Jean d’Aspremont’s book evokes subliminally two recurring nightmares – one social, one intellectual. Socially, it reminds us of the failure of law to secure its proper place in international society. Intellectually, it reminds us of the part played by the modern university in the disempowering of the human mind.
The conventions of monograph-writing require that the author survey the territory in which he or she intends to plant something new – employed, as John Locke modestly said of himself, ‘as an under-labourer in clearing the ground a little, and removing some of the rubbish that lies in the way of knowledge’. In fact, as d’Aspremont himself notes, most self-conscious intellectual innovators, before the advent of the modern university, did not devote much explicit effort to disposing of the writings of their predecessors. Locke himself certainly did not do so, either in the Essay or the Two Treatises.
In the present case, ‘clearing the ground a little’ produces a mountain of footnotes listing hundreds of writings expressing, and endlessly recycling, every conceivable view, and many inconceivable views, about the essence of International Law, or its lack of an essence. It requires the author to sift through the output of an industrial-scale intellectual effort, to sort out the countless academic sects (many of them blessed with brand-names ending in -ism), and to locate them in relation to each other. And it requires him to perform the impossible – but academically expected – task of making sober judgments about their relative merits.
And, all the while, the wicked world goes on its merry way to ruin. Why would anyone choose to write creatively and intelligently about the philosophy of International Law? They are unlikely to be heard by those who exercise international public power – politicians, diplomats, civil servants, intergovernmental officials, international judges and arbitrators, legal practitioners – the international ruling class, a self-satisfied and self-regarding conspiracy, many of whose members have the crudest ideas about the nature of law, and many of whose members relentlessly abuse public power, national and international.
It is important to understand two things.
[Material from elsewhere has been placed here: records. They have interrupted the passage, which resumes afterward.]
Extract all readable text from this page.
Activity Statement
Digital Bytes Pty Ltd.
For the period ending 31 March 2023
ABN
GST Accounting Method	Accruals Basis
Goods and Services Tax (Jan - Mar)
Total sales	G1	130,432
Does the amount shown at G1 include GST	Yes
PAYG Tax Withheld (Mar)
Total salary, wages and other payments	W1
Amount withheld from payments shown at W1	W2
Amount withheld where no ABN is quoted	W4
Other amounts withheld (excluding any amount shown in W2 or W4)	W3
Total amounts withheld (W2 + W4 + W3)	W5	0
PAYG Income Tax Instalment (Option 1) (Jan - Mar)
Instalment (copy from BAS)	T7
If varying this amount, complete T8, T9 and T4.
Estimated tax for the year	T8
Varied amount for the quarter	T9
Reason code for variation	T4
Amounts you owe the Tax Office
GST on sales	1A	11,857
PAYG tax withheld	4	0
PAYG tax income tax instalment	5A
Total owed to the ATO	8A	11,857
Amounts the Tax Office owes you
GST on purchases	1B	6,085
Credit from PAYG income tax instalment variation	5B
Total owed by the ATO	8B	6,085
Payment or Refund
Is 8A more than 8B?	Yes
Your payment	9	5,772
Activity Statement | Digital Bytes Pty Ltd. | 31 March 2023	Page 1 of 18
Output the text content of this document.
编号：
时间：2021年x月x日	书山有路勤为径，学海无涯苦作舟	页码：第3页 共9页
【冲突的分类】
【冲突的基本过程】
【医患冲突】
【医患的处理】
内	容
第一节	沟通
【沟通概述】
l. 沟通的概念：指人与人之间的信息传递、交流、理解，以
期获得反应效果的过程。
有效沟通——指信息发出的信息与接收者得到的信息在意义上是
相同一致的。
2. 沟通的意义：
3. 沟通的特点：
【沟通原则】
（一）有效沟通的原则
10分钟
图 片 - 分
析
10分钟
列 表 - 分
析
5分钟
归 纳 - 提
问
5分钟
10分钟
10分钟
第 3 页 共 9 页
Holders of public power are the product of ideas, ideas that they did not invent. Holders of public power use other people’s ideas as instruments of power. If a more or less abstract idea might be useful to them, they will appropriate it – ideas of religion or philosophy or morality or political theory or natural science or human psychology – not only to justify their possession of power but also to exercise that power more efficiently. Words are power. Words are weapons. The power of the powerful includes the power to incorporate ideas into the language of power.
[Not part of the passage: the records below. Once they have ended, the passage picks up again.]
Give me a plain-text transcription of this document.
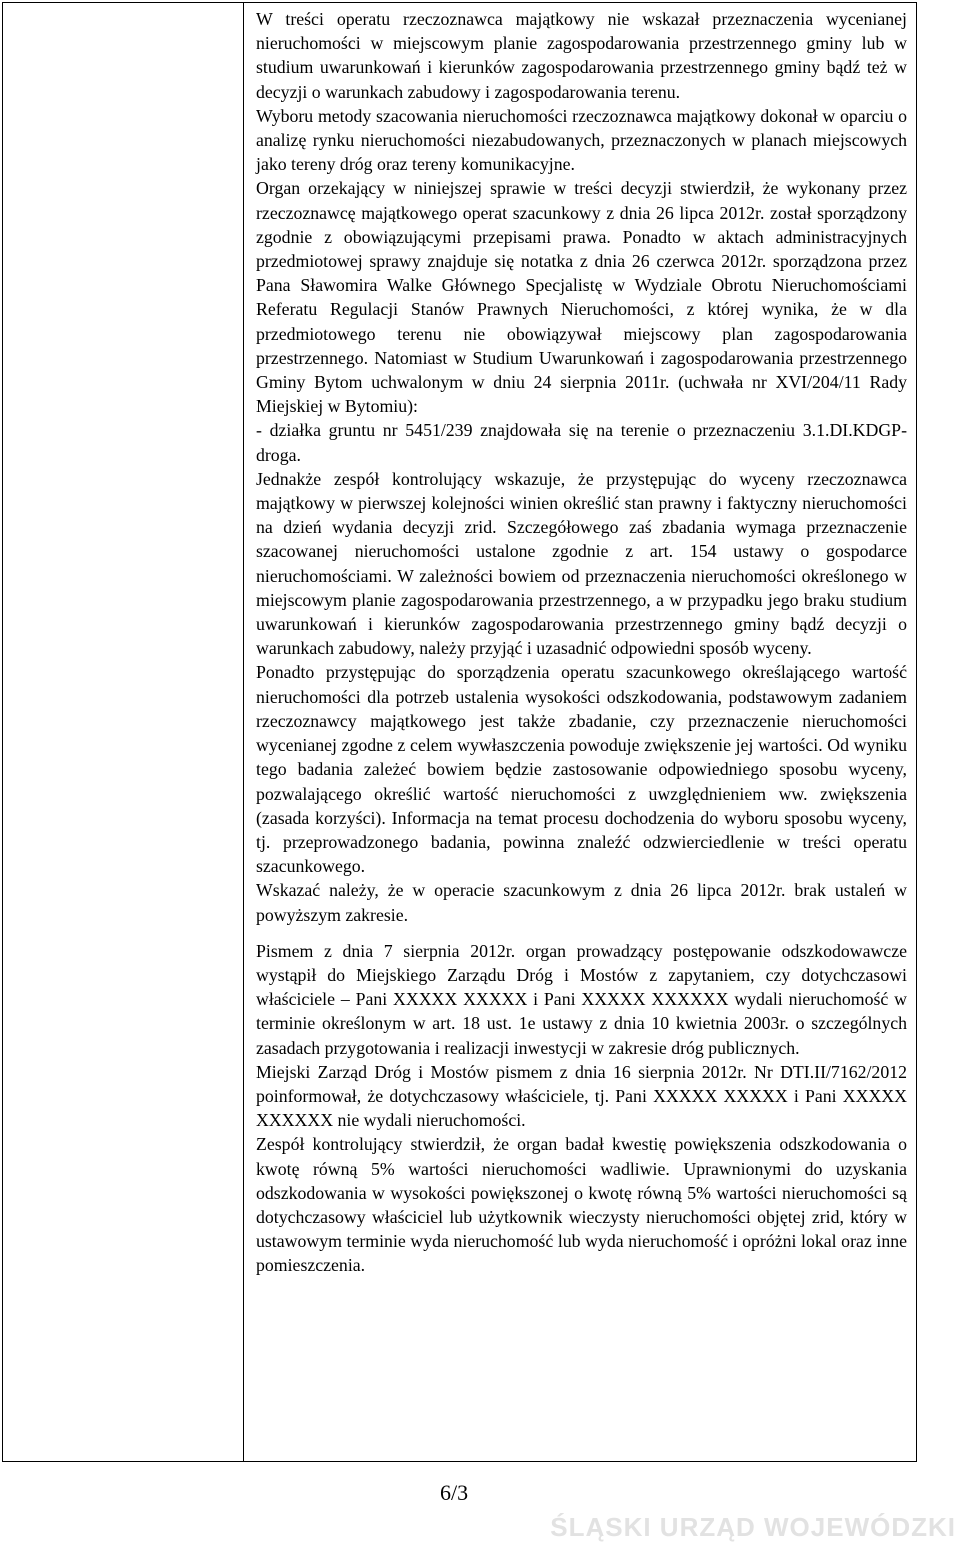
W treści operatu rzeczoznawca majątkowy nie wskazał przeznaczenia wycenianej nieruchomości w miejscowym planie zagospodarowania przestrzennego gminy lub w studium uwarunkowań i kierunków zagospodarowania przestrzennego gminy bądź też w decyzji o warunkach zabudowy i zagospodarowania terenu.

Wyboru metody szacowania nieruchomości rzeczoznawca majątkowy dokonał w oparciu o analizę rynku nieruchomości niezabudowanych, przeznaczonych w planach miejscowych jako tereny dróg oraz tereny komunikacyjne.

Organ orzekający w niniejszej sprawie w treści decyzji stwierdził, że wykonany przez rzeczoznawcę majątkowego operat szacunkowy z dnia 26 lipca 2012r. został sporządzony zgodnie z obowiązującymi przepisami prawa. Ponadto w aktach administracyjnych przedmiotowej sprawy znajduje się notatka z dnia 26 czerwca 2012r. sporządzona przez Pana Sławomira Walke Głównego Specjalistę w Wydziale Obrotu Nieruchomościami Referatu Regulacji Stanów Prawnych Nieruchomości, z której wynika, że w dla przedmiotowego terenu nie obowiązywał miejscowy plan zagospodarowania przestrzennego. Natomiast w Studium Uwarunkowań i zagospodarowania przestrzennego Gminy Bytom uchwalonym w dniu 24 sierpnia 2011r. (uchwała nr XVI/204/11 Rady Miejskiej w Bytomiu):

- działka gruntu nr 5451/239 znajdowała się na terenie o przeznaczeniu 3.1.DI.KDGP-droga.

Jednakże zespół kontrolujący wskazuje, że przystępując do wyceny rzeczoznawca majątkowy w pierwszej kolejności winien określić stan prawny i faktyczny nieruchomości na dzień wydania decyzji zrid. Szczegółowego zaś zbadania wymaga przeznaczenie szacowanej nieruchomości ustalone zgodnie z art. 154 ustawy o gospodarce nieruchomościami. W zależności bowiem od przeznaczenia nieruchomości określonego w miejscowym planie zagospodarowania przestrzennego, a w przypadku jego braku studium uwarunkowań i kierunków zagospodarowania przestrzennego gminy bądź decyzji o warunkach zabudowy, należy przyjąć i uzasadnić odpowiedni sposób wyceny.

Ponadto przystępując do sporządzenia operatu szacunkowego określającego wartość nieruchomości dla potrzeb ustalenia wysokości odszkodowania, podstawowym zadaniem rzeczoznawcy majątkowego jest także zbadanie, czy przeznaczenie nieruchomości wycenianej zgodne z celem wywłaszczenia powoduje zwiększenie jej wartości. Od wyniku tego badania zależeć bowiem będzie zastosowanie odpowiedniego sposobu wyceny, pozwalającego określić wartość nieruchomości z uwzględnieniem ww. zwiększenia (zasada korzyści). Informacja na temat procesu dochodzenia do wyboru sposobu wyceny, tj. przeprowadzonego badania, powinna znaleźć odzwierciedlenie w treści operatu szacunkowego.

Wskazać należy, że w operacie szacunkowym z dnia 26 lipca 2012r. brak ustaleń w powyższym zakresie.

Pismem z dnia 7 sierpnia 2012r. organ prowadzący postępowanie odszkodowawcze wystąpił do Miejskiego Zarządu Dróg i Mostów z zapytaniem, czy dotychczasowi właściciele – Pani XXXXX XXXXX i Pani XXXXX XXXXXX wydali nieruchomość w terminie określonym w art. 18 ust. 1e ustawy z dnia 10 kwietnia 2003r. o szczególnych zasadach przygotowania i realizacji inwestycji w zakresie dróg publicznych.

Miejski Zarząd Dróg i Mostów pismem z dnia 16 sierpnia 2012r. Nr DTI.II/7162/2012 poinformował, że dotychczasowy właściciele, tj. Pani XXXXX XXXXX i Pani XXXXX XXXXXX nie wydali nieruchomości.

Zespół kontrolujący stwierdził, że organ badał kwestię powiększenia odszkodowania o kwotę równą 5% wartości nieruchomości wadliwie. Uprawnionymi do uzyskania odszkodowania w wysokości powiększonej o kwotę równą 5% wartości nieruchomości są dotychczasowy właściciel lub użytkownik wieczysty nieruchomości objętej zrid, który w ustawowym terminie wyda nieruchomość lub wyda nieruchomość i opróżni lokal oraz inne pomieszczenia.

6/3
ŚLĄSKI URZĄD WOJEWÓDZKI
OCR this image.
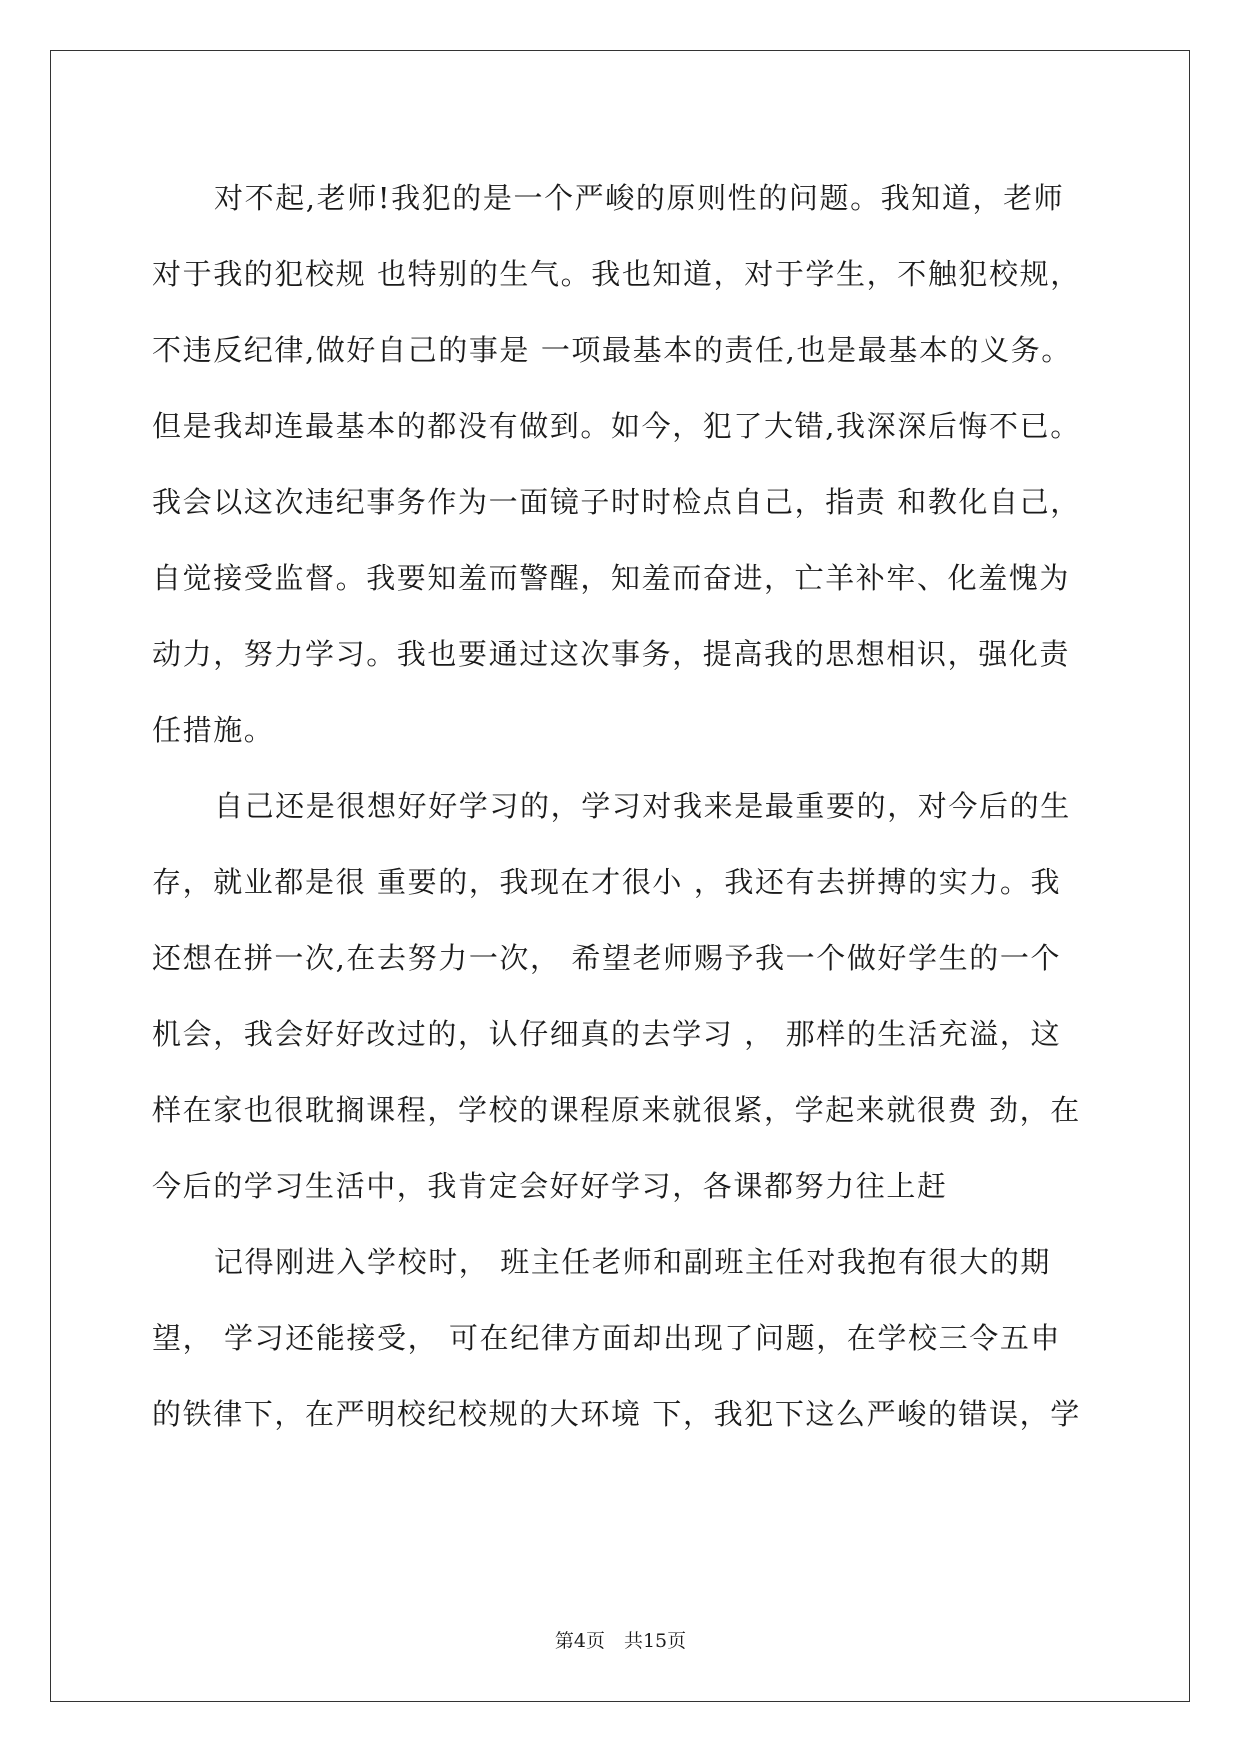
对不起,老师!我犯的是一个严峻的原则性的问题。我知道，老师
对于我的犯校规 也特别的生气。我也知道，对于学生，不触犯校规，
不违反纪律,做好自己的事是 一项最基本的责任,也是最基本的义务。
但是我却连最基本的都没有做到。如今，犯了大错,我深深后悔不已。
我会以这次违纪事务作为一面镜子时时检点自己，指责 和教化自己，
自觉接受监督。我要知羞而警醒，知羞而奋进，亡羊补牢、化羞愧为
动力，努力学习。我也要通过这次事务，提高我的思想相识，强化责
任措施。
自己还是很想好好学习的，学习对我来是最重要的，对今后的生
存，就业都是很 重要的，我现在才很小 ，我还有去拼搏的实力。我
还想在拼一次,在去努力一次， 希望老师赐予我一个做好学生的一个
机会，我会好好改过的，认仔细真的去学习 ， 那样的生活充溢，这
样在家也很耽搁课程，学校的课程原来就很紧，学起来就很费 劲，在
今后的学习生活中，我肯定会好好学习，各课都努力往上赶
记得刚进入学校时， 班主任老师和副班主任对我抱有很大的期
望， 学习还能接受， 可在纪律方面却出现了问题，在学校三令五申
的铁律下，在严明校纪校规的大环境 下，我犯下这么严峻的错误，学
第4页　共15页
I won’t comment in detail on the intricacies of d’Aspremont’s exposition. But I must say that I would differ from some of his accounts and judgments of legal philosophies and theoretical positions with which I am myself familiar. (I’m sorry that he devotes respectful attention to Herbert Hart and Ludwig Wittgenstein – both of them being of minimal continuing intellectual significance.) For me, the book is important at a more general level. The important question is – what general lessons can we learn from d’Aspremont’s heroic work of synthesis and analysis?